Chief Justice Roberts and Justices Scalia and Alito seemed skeptical of that approach. Apart from the fact that the "take steps" approach is not set forth in any regulation, Roberts and Scalia suggested that the government's approach meant that generics manufacturers could avoid liability simply by attaching a boilerplate letter suggesting a label change every time they submitted an adverse event report. Most observers expect a decision before the Court leaves for its summer recess.

Ramifications of the Decision

If the Supreme Court upholds the lower courts' decisions, generics manufacturers will face the same types of failure to warn claims that innovator companies have long confronted. If the Court holds these claims preempted by federal law, generics manufacturers will secure a safe harbor from the massive personal injury litigation that is now commonplace in the industry.

But a ruling in favor of generics manufacturers will also impact brand-name manufacturers, in an ominous way.

It seems logical that a patient injured by a generic drug would not have a claim against the brand-name manufacturer. For many years, most courts agreed with that common-sense approach. But in 2008, a California court came to the opposite conclusion. In Conte v. Wyeth, the plaintiff claimed she developed TD as a result of her use of a generic form of Reglan. She sued both the manufacturers of the generic metoclopramide she took, as well as Wyeth, even though she never took brand-name Reglan. The trial court dismissed the claims against Wyeth.

A California appellate court reversed the judgment in favor of Wyeth, holding: "The common law duty to use due care owed by a name-brand prescription drug manufacturer ... extends not only to consumers of its own product, but also to those whose doctors foreseeably rely on the name-brand manufacturers product information ... ." Because Ms. Conte's doctor testified that he had "probably" read the Reglan PDR entry, judgment in favor of Wyeth was deemed inappropriate.
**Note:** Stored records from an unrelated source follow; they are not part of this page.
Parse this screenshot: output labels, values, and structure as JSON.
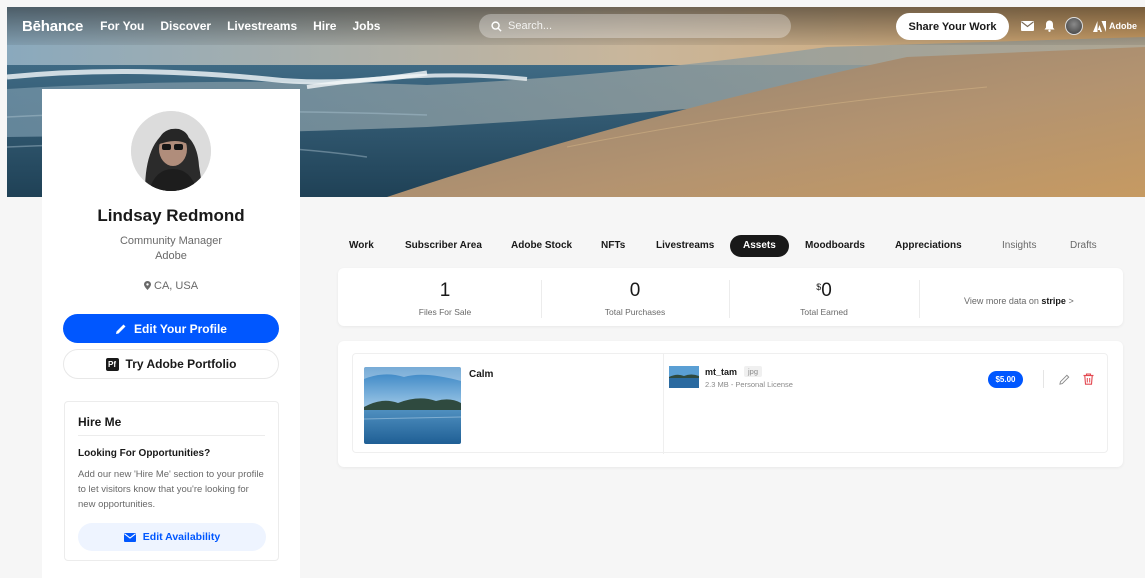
{
  "nav": {
    "logo": "Bēhance",
    "links": [
      "For You",
      "Discover",
      "Livestreams",
      "Hire",
      "Jobs"
    ],
    "search_placeholder": "Search...",
    "share_label": "Share Your Work",
    "adobe_label": "Adobe"
  },
  "profile": {
    "name": "Lindsay Redmond",
    "role": "Community Manager",
    "company": "Adobe",
    "location": "CA, USA",
    "edit_label": "Edit Your Profile",
    "portfolio_badge": "Pf",
    "portfolio_label": "Try Adobe Portfolio"
  },
  "hire": {
    "title": "Hire Me",
    "subtitle": "Looking For Opportunities?",
    "description": "Add our new 'Hire Me' section to your profile to let visitors know that you're looking for new opportunities.",
    "button_label": "Edit Availability"
  },
  "tabs": [
    {
      "label": "Work"
    },
    {
      "label": "Subscriber Area"
    },
    {
      "label": "Adobe Stock"
    },
    {
      "label": "NFTs"
    },
    {
      "label": "Livestreams"
    },
    {
      "label": "Assets",
      "active": true
    },
    {
      "label": "Moodboards"
    },
    {
      "label": "Appreciations"
    },
    {
      "label": "Insights"
    },
    {
      "label": "Drafts"
    }
  ],
  "stats": {
    "files_value": "1",
    "files_label": "Files For Sale",
    "purchases_value": "0",
    "purchases_label": "Total Purchases",
    "earned_currency": "$",
    "earned_value": "0",
    "earned_label": "Total Earned",
    "stripe_prefix": "View more data on",
    "stripe_brand": "stripe",
    "stripe_arrow": ">"
  },
  "asset": {
    "title": "Calm",
    "file_name": "mt_tam",
    "file_ext": "jpg",
    "file_meta": "2.3 MB - Personal License",
    "price": "$5.00"
  },
  "colors": {
    "accent": "#0057ff",
    "delete": "#e34850"
  }
}
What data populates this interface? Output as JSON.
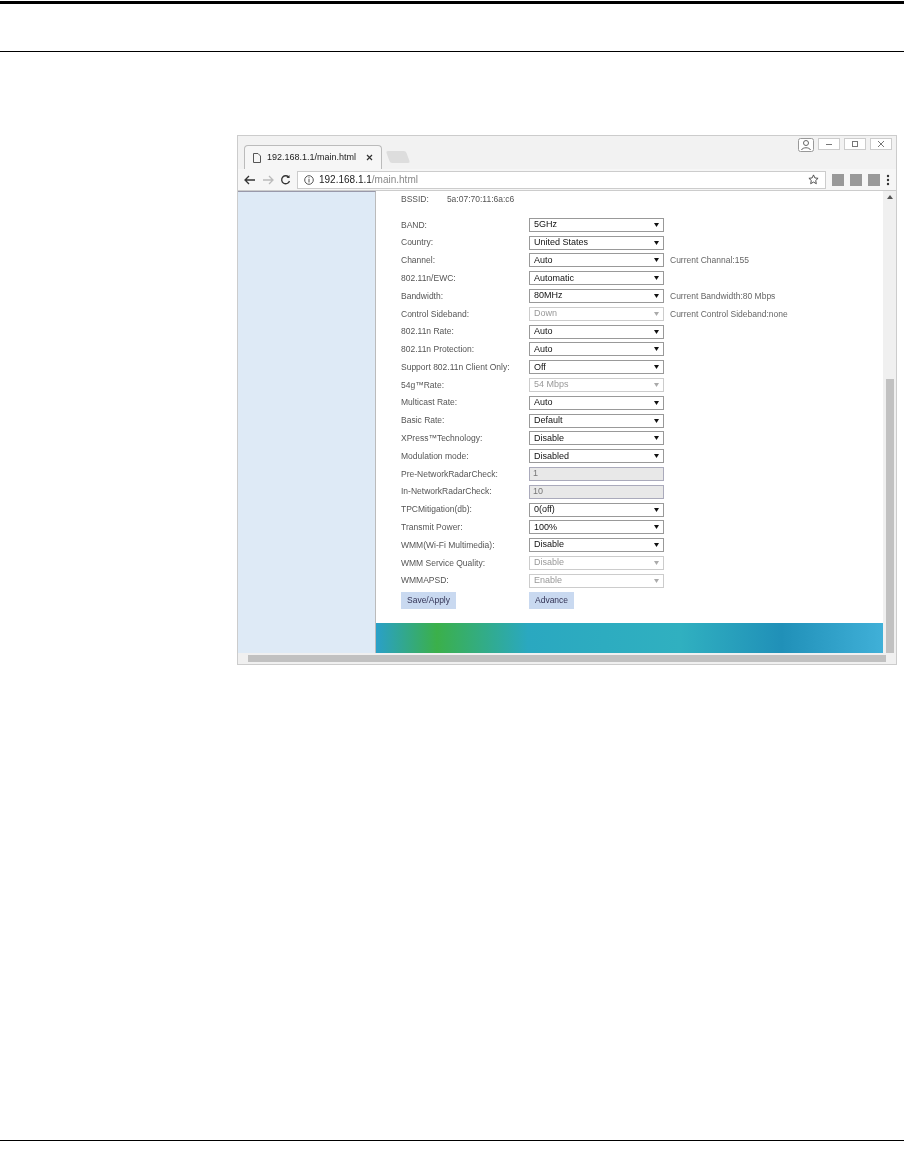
{
  "browser": {
    "tab_title": "192.168.1.1/main.html",
    "url_host": "192.168.1.1",
    "url_path": "/main.html"
  },
  "bssid": {
    "label": "BSSID:",
    "value": "5a:07:70:11:6a:c6"
  },
  "fields": [
    {
      "label": "BAND:",
      "kind": "select",
      "value": "5GHz",
      "disabled": false
    },
    {
      "label": "Country:",
      "kind": "select",
      "value": "United States",
      "disabled": false
    },
    {
      "label": "Channel:",
      "kind": "select",
      "value": "Auto",
      "disabled": false,
      "note": "Current Channal:155"
    },
    {
      "label": "802.11n/EWC:",
      "kind": "select",
      "value": "Automatic",
      "disabled": false
    },
    {
      "label": "Bandwidth:",
      "kind": "select",
      "value": "80MHz",
      "disabled": false,
      "note": "Current Bandwidth:80 Mbps"
    },
    {
      "label": "Control Sideband:",
      "kind": "select",
      "value": "Down",
      "disabled": true,
      "note": "Current Control Sideband:none"
    },
    {
      "label": "802.11n Rate:",
      "kind": "select",
      "value": "Auto",
      "disabled": false
    },
    {
      "label": "802.11n Protection:",
      "kind": "select",
      "value": "Auto",
      "disabled": false
    },
    {
      "label": "Support 802.11n Client Only:",
      "kind": "select",
      "value": "Off",
      "disabled": false
    },
    {
      "label": "54g™Rate:",
      "kind": "select",
      "value": "54 Mbps",
      "disabled": true
    },
    {
      "label": "Multicast Rate:",
      "kind": "select",
      "value": "Auto",
      "disabled": false
    },
    {
      "label": "Basic Rate:",
      "kind": "select",
      "value": "Default",
      "disabled": false
    },
    {
      "label": "XPress™Technology:",
      "kind": "select",
      "value": "Disable",
      "disabled": false
    },
    {
      "label": "Modulation mode:",
      "kind": "select",
      "value": "Disabled",
      "disabled": false
    },
    {
      "label": "Pre-NetworkRadarCheck:",
      "kind": "input",
      "value": "1",
      "disabled": true
    },
    {
      "label": "In-NetworkRadarCheck:",
      "kind": "input",
      "value": "10",
      "disabled": true
    },
    {
      "label": "TPCMitigation(db):",
      "kind": "select",
      "value": "0(off)",
      "disabled": false
    },
    {
      "label": "Transmit Power:",
      "kind": "select",
      "value": "100%",
      "disabled": false
    },
    {
      "label": "WMM(Wi-Fi Multimedia):",
      "kind": "select",
      "value": "Disable",
      "disabled": false
    },
    {
      "label": "WMM Service Quality:",
      "kind": "select",
      "value": "Disable",
      "disabled": true
    },
    {
      "label": "WMMAPSD:",
      "kind": "select",
      "value": "Enable",
      "disabled": true
    }
  ],
  "buttons": [
    "Save/Apply",
    "Advance"
  ]
}
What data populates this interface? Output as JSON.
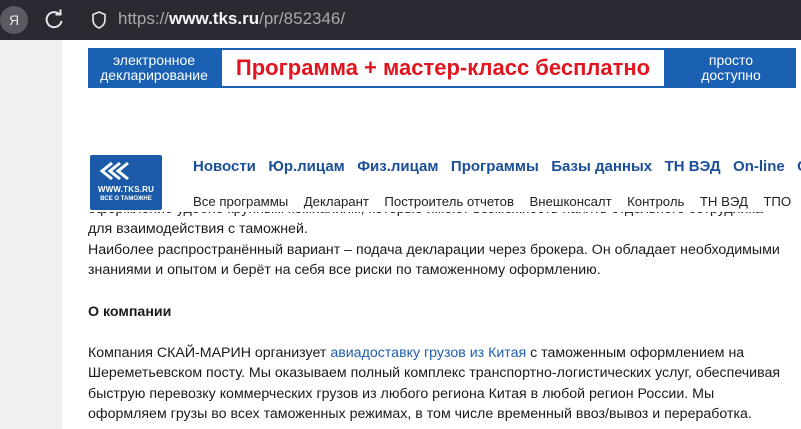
{
  "browser": {
    "yandex_label": "Я",
    "url_prefix": "https://",
    "url_domain": "www.tks.ru",
    "url_path": "/pr/852346/"
  },
  "banner": {
    "left_line1": "электронное",
    "left_line2": "декларирование",
    "middle": "Программа + мастер-класс бесплатно",
    "right_line1": "просто",
    "right_line2": "доступно"
  },
  "logo": {
    "title": "WWW.TKS.RU",
    "subtitle": "ВСЕ О ТАМОЖНЕ"
  },
  "main_nav": [
    "Новости",
    "Юр.лицам",
    "Физ.лицам",
    "Программы",
    "Базы данных",
    "ТН ВЭД",
    "On-line",
    "С"
  ],
  "sub_nav": [
    "Все программы",
    "Декларант",
    "Построитель отчетов",
    "Внешконсалт",
    "Контроль",
    "ТН ВЭД",
    "ТПО"
  ],
  "article": {
    "line1": "оформление удобно крупным компаниям, которые имеют возможность нанять отдельного сотрудника",
    "line2": "для взаимодействия с таможней.",
    "line3": "Наиболее распространённый вариант – подача декларации через брокера. Он обладает необходимыми",
    "line4": "знаниями и опытом и берёт на себя все риски по таможенному оформлению.",
    "heading": "О компании",
    "p2_start": "Компания СКАЙ-МАРИН организует ",
    "p2_link": "авиадоставку грузов из Китая",
    "p2_end": " с таможенным оформлением на",
    "line6": "Шереметьевском посту. Мы оказываем полный комплекс транспортно-логистических услуг, обеспечивая",
    "line7": "быструю перевозку коммерческих грузов из любого региона Китая в любой регион России. Мы",
    "line8": "оформляем грузы во всех таможенных режимах, в том числе временный ввоз/вывоз и переработка."
  },
  "colors": {
    "chrome_bg": "#2b2a33",
    "banner_blue": "#1a60b3",
    "banner_red": "#e0151f",
    "nav_blue": "#1b4f97",
    "link_blue": "#1f5fb0"
  }
}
The Conte case stood alone until last year, when a federal court in Vermont adopted its reasoning in another Reglan case. In Kellogg v. Wyeth (Vermont District Court, October 2010), the court held it reasonably foreseeable that a doctor will rely on information from the brand-name manufacturer, and that there was no reason to "limit Wyeth's duty of care to physicians by the pharmacist's choice of a generic."

Do Conte and Kellogg represent a shift in the law? It's too soon to tell. But if the Supreme Court sides with the generics manufacturers, plaintiffs' lawyers will use the California and Vermont decisions to pursue brand-name manufacturers. All of which underscores the continuing disconnect among Congress, the FDA, and the courts when it comes to prescription drug labeling. Congress says that uniformity in labeling is an important public health goal, and that it wants a strong FDA to regulate every aspect of prescription drug manufacturing, marketing, and the like. (And with the 2007 passage of FDAAA, it gave FDA additional authority to accomplish those goals.) Yet it steadfastly refuses to endorse the notion that FDA oversight should be exclusive, and that its regulations should preempt state law attacks on prescription drug labeling.

The Courts, for their part, refuse to acknowledge the expertise and primary role of FDA in overseeing prescription drug labeling, and cling to the notion that it is important to let lay jurors second guess—and override—FDA's labeling decisions.

And instead of advocating forcefully for its role as the agency best positioned to protect public health by creating and implementing a coherent, uniform, and exclusive system of prescription drug labeling, FDA has too frequently yielded to political pressure, with results like that seen in the government's position in Mensing: simultaneously arguing that the regulations prevented generic manufacturers from changing their labeling, but telling the Supreme Court that they should have "taken steps" to suggest label changes pursuant to some informal, unwritten procedure created by personal injury lawyers and judges.

Instead of certainty and clarity, the three branches of government have conspired to produce confusion and uncertainty when it comes to prescription drug labeling. Whatever the outcome in Mensing, this situation is not likely to change soon. Instead, someone—generics companies, brand-name manufacturers, or both—will face new liabilities.